A new frontier in RNA biology has emerged in the last decade with findings that RNA is found outside of cells and can transmit information between cells, organisms and species as a form of communication. Pathogens can also exploit exRNAs to enable their infections and exRNAs are associated with numerous infectious diseases in both animals and plants. However there are large gaps in knowledge on exRNA mechanisms, such as how exRNAs are selected for export, how they traffic outside the cell, how they integrate into a functional pathway in a recipient and how pathogens exploit these mechanisms.

exRNA-PATH is a network of investigators examining extracellular RNA (exRNA) communication mechanisms across diverse biological systems, with a specific focus on host-pathogen interactions. It will coordinate efforts to advance the growing field of exRNA and harness its potential in understanding and treating disease by focusing on the mechanistic understanding of exRNA research.

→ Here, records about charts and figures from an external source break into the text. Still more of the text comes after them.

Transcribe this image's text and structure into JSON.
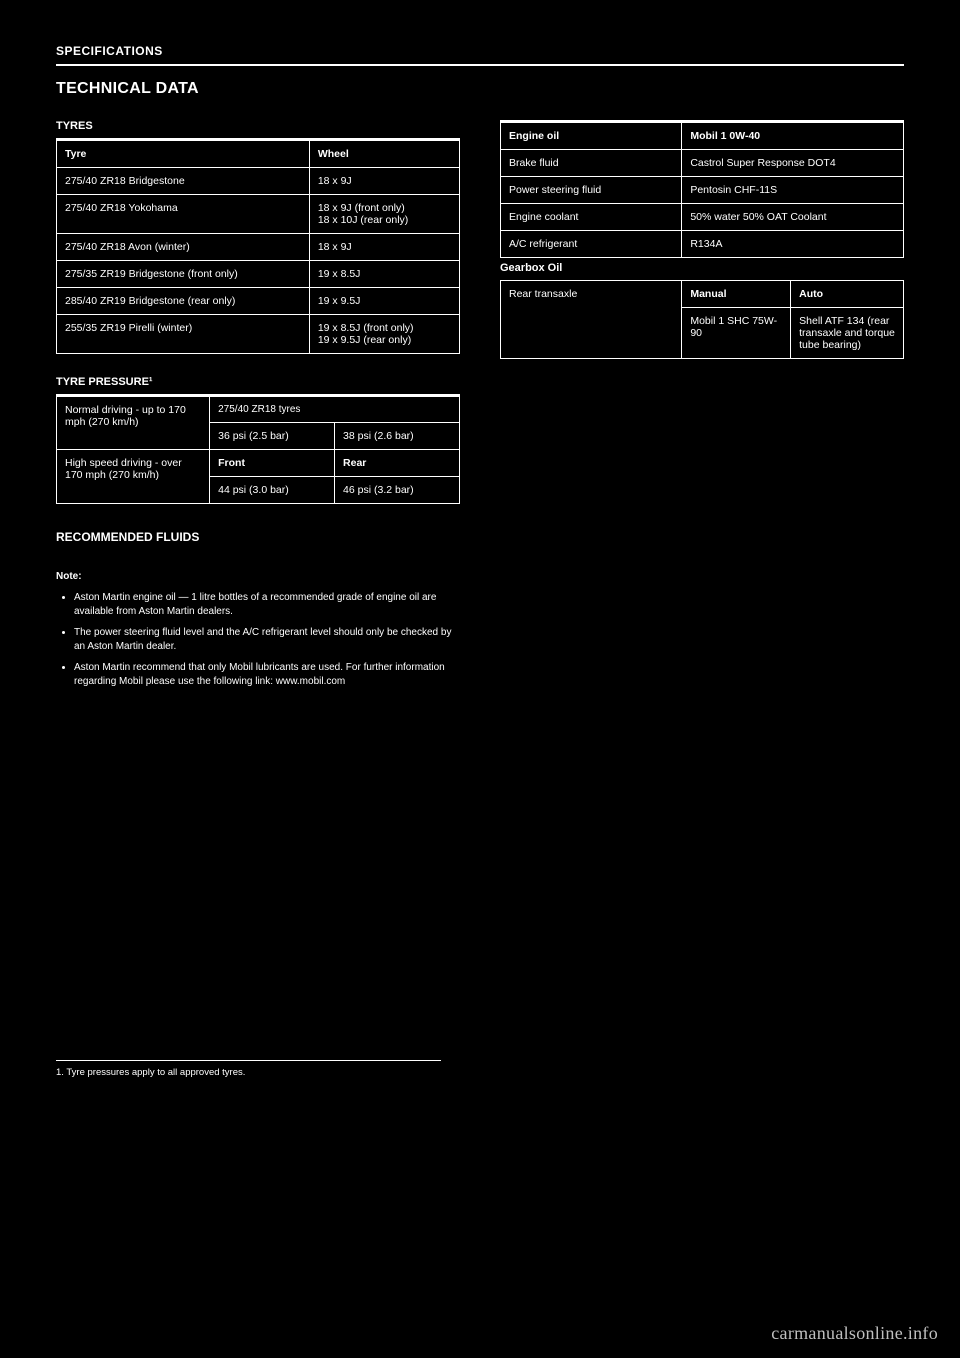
{
  "header": {
    "section_label": "SPECIFICATIONS",
    "page_title": "TECHNICAL DATA"
  },
  "left": {
    "tyres_title": "TYRES",
    "tyres_table": {
      "columns": [
        "Tyre",
        "Wheel"
      ],
      "rows": [
        [
          "275/40 ZR18 Bridgestone",
          "18 x 9J"
        ],
        [
          "275/40 ZR18 Yokohama",
          "18 x 9J (front only)\n18 x 10J (rear only)"
        ],
        [
          "275/40 ZR18 Avon (winter)",
          "18 x 9J"
        ],
        [
          "275/35 ZR19 Bridgestone (front only)",
          "19 x 8.5J"
        ],
        [
          "285/40 ZR19 Bridgestone (rear only)",
          "19 x 9.5J"
        ],
        [
          "255/35 ZR19 Pirelli (winter)",
          "19 x 8.5J (front only)\n19 x 9.5J (rear only)"
        ]
      ]
    },
    "pressure_title": "TYRE PRESSURE¹",
    "pressure_table": {
      "rows": [
        {
          "label": "Normal driving - up to 170 mph (270 km/h)",
          "span": true,
          "front": "36 psi (2.5 bar)",
          "rear": "38 psi (2.6 bar)"
        },
        {
          "label": "275/40 ZR18 tyres",
          "span": true,
          "front_header": "Front",
          "rear_header": "Rear"
        },
        {
          "label": "High speed driving - over 170 mph (270 km/h)",
          "span": false,
          "front": "44 psi (3.0 bar)",
          "rear": "46 psi (3.2 bar)"
        }
      ]
    },
    "fluids_title": "RECOMMENDED FLUIDS",
    "note_label": "Note:",
    "note_items": [
      "Aston Martin engine oil — 1 litre bottles of a recommended grade of engine oil are available from Aston Martin dealers.",
      "The power steering fluid level and the A/C refrigerant level should only be checked by an Aston Martin dealer.",
      "Aston Martin recommend that only Mobil lubricants are used. For further information regarding Mobil please use the following link: www.mobil.com"
    ],
    "footnote_text": "1. Tyre pressures apply to all approved tyres."
  },
  "right": {
    "fluids_table": {
      "columns": [
        "Engine oil",
        "Mobil 1 0W-40"
      ],
      "rows": [
        [
          "Brake fluid",
          "Castrol Super Response DOT4"
        ],
        [
          "Power steering fluid",
          "Pentosin CHF-11S"
        ],
        [
          "Engine coolant",
          "50% water 50% OAT Coolant"
        ],
        [
          "A/C refrigerant",
          "R134A"
        ]
      ]
    },
    "gearbox_title": "Gearbox Oil",
    "gearbox_table": {
      "rows": [
        {
          "label": "Rear transaxle",
          "col2": "Manual",
          "col3": "Auto"
        },
        {
          "label": "",
          "col2": "Mobil 1 SHC 75W-90",
          "col3": "Shell ATF 134 (rear transaxle and torque tube bearing)"
        }
      ]
    }
  },
  "site_url": "carmanualsonline.info",
  "colors": {
    "background": "#000000",
    "text": "#ffffff",
    "border": "#ffffff",
    "site": "#bfbfbf"
  }
}
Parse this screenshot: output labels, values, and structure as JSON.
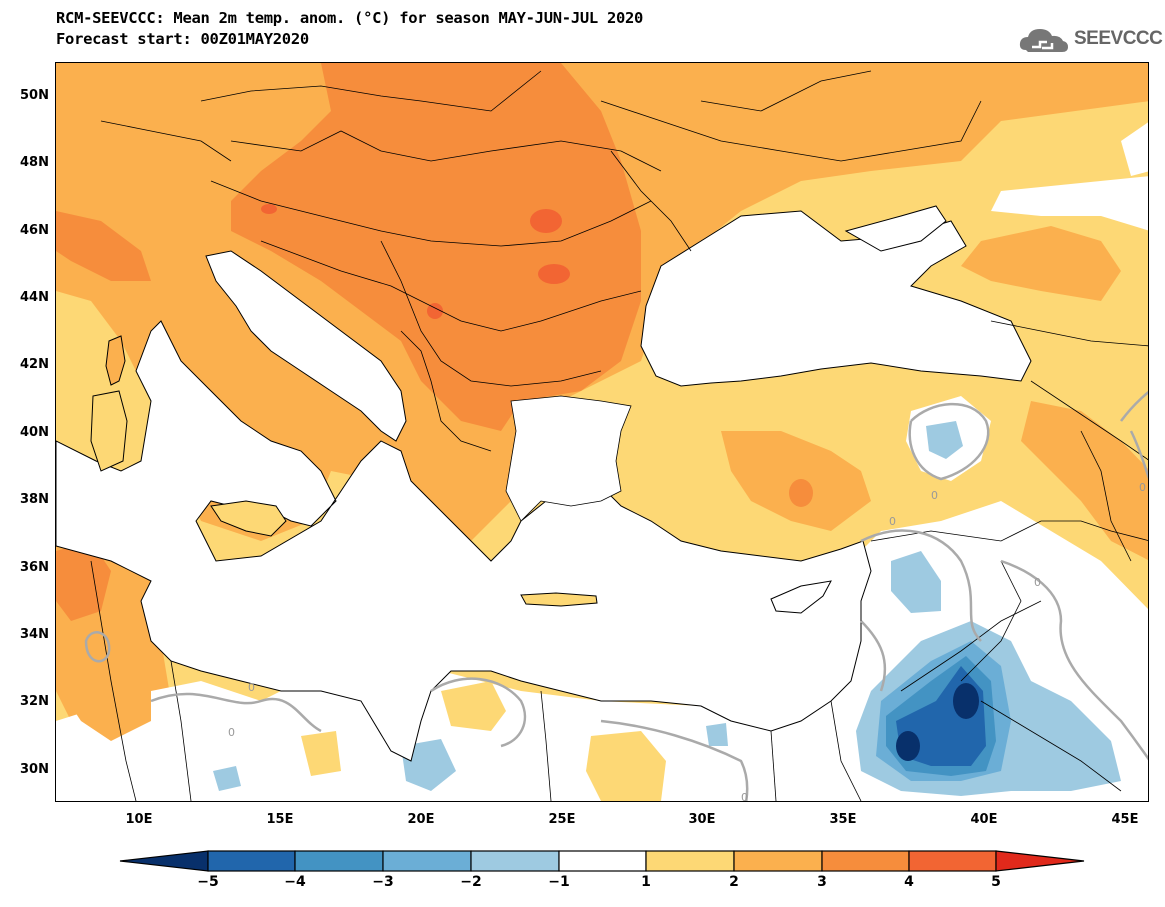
{
  "header": {
    "title": "RCM-SEEVCCC: Mean 2m temp. anom. (°C) for season MAY-JUN-JUL 2020",
    "subtitle": "Forecast start: 00Z01MAY2020",
    "logo_text": "SEEVCCC"
  },
  "map": {
    "lat_ticks": [
      "50N",
      "48N",
      "46N",
      "44N",
      "42N",
      "40N",
      "38N",
      "36N",
      "34N",
      "32N",
      "30N"
    ],
    "lon_ticks": [
      "10E",
      "15E",
      "20E",
      "25E",
      "30E",
      "35E",
      "40E",
      "45E"
    ],
    "contour_labels": [
      "0",
      "0",
      "0",
      "0",
      "0",
      "0",
      "0"
    ]
  },
  "colorbar": {
    "labels": [
      "−5",
      "−4",
      "−3",
      "−2",
      "−1",
      "1",
      "2",
      "3",
      "4",
      "5"
    ],
    "colors": [
      "#08306b",
      "#2166ac",
      "#4393c3",
      "#6baed6",
      "#9ecae1",
      "#ffffff",
      "#fdd875",
      "#fbb04e",
      "#f68d3c",
      "#f26533",
      "#e0291b"
    ]
  }
}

Key aspects and goals of this project include:

  • Promoting European leadership.
  • A highly collaborative approach involving many different types of expertise and aligning investigators across diverse biological systems (animals, plants, microbes, fungi)
  • Bridging communication between different stakeholders in the exRNA field to create new synergies and innovative solutions to medical, societal and environmental challenge (e.g. infectious disease and  pest control)
  • Translate exRNA basic research into disease models and innovation: Facilitate translation of exRNA knowledge into strategies for reducing parasitism/disease
  • Advance understanding of functions and mechanisms of exRNA communication. To increase understanding of the mechanisms and biological relevance of exRNA communication in host-pathogen and symbiotic interactions.
  • Identifying gaps in knowledge and defining critical variables and sharing standards that will make data collected from diverse biological systems compatible to allow meta-analyses.